In the aftermath of the Fukushima Daichii disaster, Japan is in the process of moving away from nuclear power, and this new source of natural gas could be just the solution. Spokesperson for the Japan Oil, Gas, & Metal National Corp. (JOGMEC) Takami Kawamoto stated, “Japan could finally have an energy source to call its own.” The New York Times described methane hydrate as “a sherbet-like substance that can form when methane gas is trapped in ice below the seabed or underground.” Even though it may resemble ice, it will burn when heated. JOGMEC predicts at least 1.1 trillion cubic meters of this substance can be found in the eastern Nankai Trough located off the Pacific Coast. That could be enough natural gas to last Japan 11 years! Furthermore, an estimated 7 trillion cubic meters of “flammable ice” can be found throughout Japan’s waters, supplying natural gas for several decades.
When asked about the process, JOGMEC stated, “With specialized equipment, the team drilled into and then lowered the pressure in the undersea methane hydrate reserve, causing the methane and ice to separate. It then piped the natural gas to the surface.” The gas can also be attained by heating the solid methane hydrate, but this process uses a considerable amount of energy.
Countries including the U.S., Canada, Norway, and China are also interested in using hydrate deposits as an additional source of energy, since methane is a main component. In fact, according to the United States Geological Survey, sizeable offshore deposits of methane hydrates were found during recent mapping initiatives off the North and South Carolina coasts. This process is still in its infancy and will remain in trial production for the next several weeks, but over the next five years, Japan hopes to make this a commercially viable technique. Kawamoto explains that this process still remains somewhat of a mystery, “We are studying many things that are not yet known about methane hydrate.”

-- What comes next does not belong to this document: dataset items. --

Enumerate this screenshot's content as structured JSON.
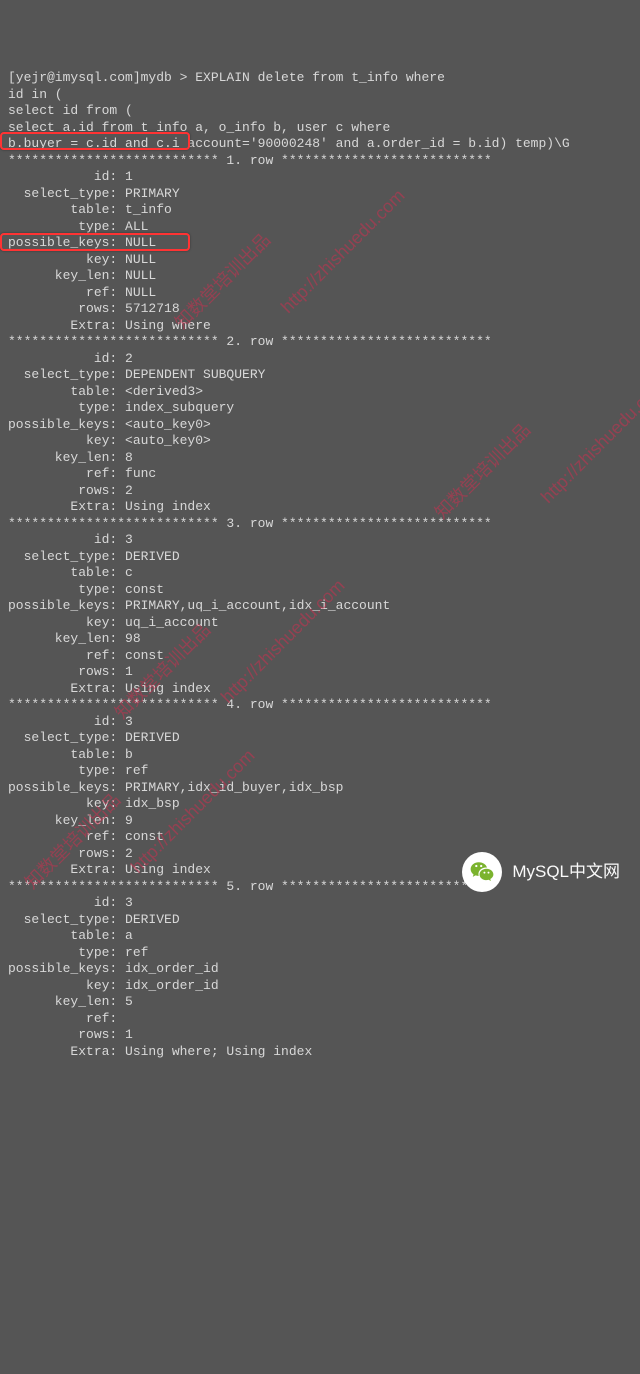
{
  "query": {
    "prompt": "[yejr@imysql.com]mydb > EXPLAIN delete from t_info where",
    "l2": "id in (",
    "l3": "select id from (",
    "l4": "select a.id from t_info a, o_info b, user c where",
    "l5": "b.buyer = c.id and c.i_account='90000248' and a.order_id = b.id) temp)\\G"
  },
  "rows": [
    {
      "header": "*************************** 1. row ***************************",
      "id": "1",
      "select_type": "PRIMARY",
      "table": "t_info",
      "type": "ALL",
      "possible_keys": "NULL",
      "key": "NULL",
      "key_len": "NULL",
      "ref": "NULL",
      "rows": "5712718",
      "Extra": "Using where"
    },
    {
      "header": "*************************** 2. row ***************************",
      "id": "2",
      "select_type": "DEPENDENT SUBQUERY",
      "table": "<derived3>",
      "type": "index_subquery",
      "possible_keys": "<auto_key0>",
      "key": "<auto_key0>",
      "key_len": "8",
      "ref": "func",
      "rows": "2",
      "Extra": "Using index"
    },
    {
      "header": "*************************** 3. row ***************************",
      "id": "3",
      "select_type": "DERIVED",
      "table": "c",
      "type": "const",
      "possible_keys": "PRIMARY,uq_i_account,idx_i_account",
      "key": "uq_i_account",
      "key_len": "98",
      "ref": "const",
      "rows": "1",
      "Extra": "Using index"
    },
    {
      "header": "*************************** 4. row ***************************",
      "id": "3",
      "select_type": "DERIVED",
      "table": "b",
      "type": "ref",
      "possible_keys": "PRIMARY,idx_id_buyer,idx_bsp",
      "key": "idx_bsp",
      "key_len": "9",
      "ref": "const",
      "rows": "2",
      "Extra": "Using index"
    },
    {
      "header": "*************************** 5. row ***************************",
      "id": "3",
      "select_type": "DERIVED",
      "table": "a",
      "type": "ref",
      "possible_keys": "idx_order_id",
      "key": "idx_order_id",
      "key_len": "5",
      "ref": "",
      "rows": "1",
      "Extra": "Using where; Using index"
    }
  ],
  "watermarks": {
    "w1": "知数堂培训出品",
    "w2": "http://zhishuedu.com",
    "w3": "知数堂培训出品",
    "w4": "http://zhishuedu.com",
    "w5": "知数堂培训出品",
    "w6": "http://zhishuedu.com",
    "w7": "知数堂培训出品",
    "w8": "http://zhishuedu.com"
  },
  "footer": {
    "text": "MySQL中文网"
  }
}
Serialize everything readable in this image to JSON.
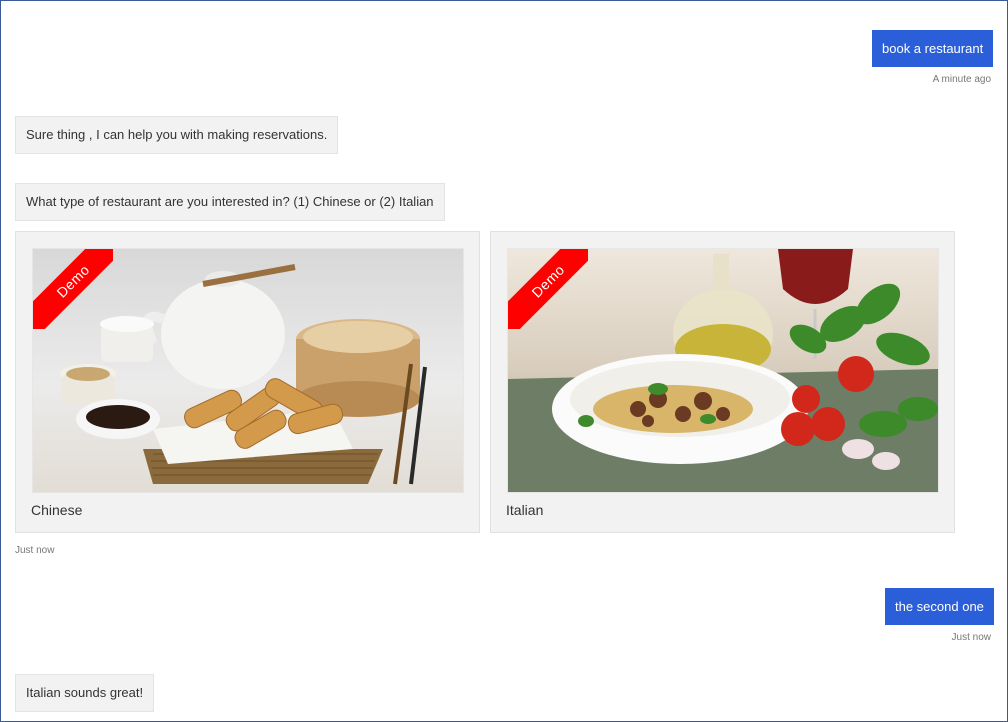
{
  "messages": {
    "user1": {
      "text": "book a restaurant",
      "time": "A minute ago"
    },
    "bot1": {
      "text": "Sure thing , I can help you with making reservations."
    },
    "bot2": {
      "text": "What type of restaurant are you interested in? (1) Chinese or (2) Italian"
    },
    "cards_time": "Just now",
    "user2": {
      "text": "the second one",
      "time": "Just now"
    },
    "bot3": {
      "text": "Italian sounds great!"
    }
  },
  "cards": [
    {
      "title": "Chinese",
      "ribbon": "Demo",
      "image": "chinese-food-photo"
    },
    {
      "title": "Italian",
      "ribbon": "Demo",
      "image": "italian-food-photo"
    }
  ],
  "colors": {
    "user_bubble": "#2b5fd9",
    "bot_bubble": "#f2f2f2",
    "ribbon": "#ff0000"
  }
}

One mystery that still remains is the effect this process will have on the environment, since methane is a greenhouse gas. On one hand, if the technology is not perfected, methane emissions could increase the rate of global warming. But on the other hand, natural gas is a cleaner alternative to coal, on which Japan still relies for a large portion of its energy needs. Having already invested hundreds of millions of dollars, Japan is expecting this project to be a great asset to its energy industry.
Because of the benefits methane hydrates provide, many are confident that this source of energy will have a lasting effect on the world. An article from Reuters stated, “There is enough gas locked in ice-like crystals buried beneath the permafrost and trapped under the oceans to guarantee the world will not run out of fossil energy for centuries.” Further research is needed to tell exactly how effective this technology will be, but scientists are hopeful that this procedure will guide Japan’s energy industry in the right direction.